Gender quotas have recently become the subject of increasing debate among business and political leaders on the global stage. International Monetary Fund head Christine Lagarde and Facebook Chief Operating Officer Sheryl Sandberg took on the topic Saturday at the annual World Economic Forum in Davos, Switzerland.

The vast majority of the world’s companies are led by men, and Davos – a city whose name as WEF host has become shorthand for the inner workings of the world’s financial elite – reflected this stark reality.

Only 16 percent of the delegates this year were women, down from last year’s 17 percent, and the prospects for immediate change look bleak. Over the past 15 years, women’s share of management positions at Fortune 500 companies has only increased from 11 to 17 percent, Catalyst, a nonprofit dedicated to expand opportunities for women and business, found.

But this year, some of the most powerful female participants at Davos said things have to change.

"I soon realized that unless we had targets, if not quotas, there was no way,” Christine Lagarde, head of the International Monetary Fund and former French Minister of Finance, told an audience of global financial and political leaders during a WEF session on “gender-driven growth,” where only one panel member was a man.

Lagarde said she was once told that her career would not progress because she was a woman.

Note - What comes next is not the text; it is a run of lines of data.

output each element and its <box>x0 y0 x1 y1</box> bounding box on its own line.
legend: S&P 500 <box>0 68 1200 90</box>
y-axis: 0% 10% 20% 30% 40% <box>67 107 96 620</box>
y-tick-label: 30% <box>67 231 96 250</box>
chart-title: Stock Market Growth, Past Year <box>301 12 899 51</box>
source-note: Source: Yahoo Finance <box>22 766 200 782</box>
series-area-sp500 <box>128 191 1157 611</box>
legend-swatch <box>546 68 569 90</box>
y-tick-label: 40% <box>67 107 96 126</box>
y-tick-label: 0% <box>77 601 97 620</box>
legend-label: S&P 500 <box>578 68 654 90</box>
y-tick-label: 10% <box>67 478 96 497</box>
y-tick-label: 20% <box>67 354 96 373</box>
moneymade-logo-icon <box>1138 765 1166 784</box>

She said that moment changed her mind about quotas, which she now considers a necessary tool in the struggle against gender inequality.

But other participants indicated that gender quotas on their own might not be effective enough. Facebook COO Sandberg said cultural attitudes are major obstacles in women’s paths to the top.

“Leadership is associated with masculine expectations,” Sandberg said at the WEF. “When women do the things that make them leaders, we don't like them.” And as long as that’s the case, she contended in her book “Lean In: Women, Work and the Will to Lead,” quotas won’t make the necessary difference since women will not be taken as seriously as their male colleagues.

On Sandberg’s point about the need to change attitudes before progress can happen, Vosmek – head of the Astia advocacy group – acknowledged the importance of revising the existing paradigm that relegates women to secondary positions.

“I think what needs to change is the tenor of the ecosystem itself,” she said. “There are many legacy attitudes, values within businesses that come out of an era of single-income-male-head-of-household families. Those legacy messages and means are all outdated.”

“I’m done trying to fix women. Or making them more like men. Or getting them ready, as if they’re not ready,” Vosmek added. “What is the next step beyond 'lean in'? I think it’s looking at networks.”

The World Economic Forum’s Global Gender Gap 2013 Report – which ranks countries on their ability to close the gap in political participation, health care access, economic equality and education access – showed that while the majority of countries have nearly closed the gaps between men and women in terms of having equal access to healthcare and education, other divisions remain wide.

The report said that only 60 percent of the economic outcome gaps and 21 percent of the political outcome gaps have been closed, indicating that leveling the playing field between men and women at a young age does not necessarily translate to women attaining positions of power.

To bridge that gap, the EU and countries such as Canada have resorted to legally enforceable measures to hire more women or track their progress in keeping up with their male colleagues.

Even though Gero, the cofounder of the U.S. advocacy group, said she is opposed against quotas and other legal mandates, she acknowledged, “Honestly sometimes these things are necessary to get people’s attention.”

And, commenting on the slow progress that U.S. companies have made during the past decade, she said, “If you want to increase the pace of change, what’s happening in the EU – we’re watching it.”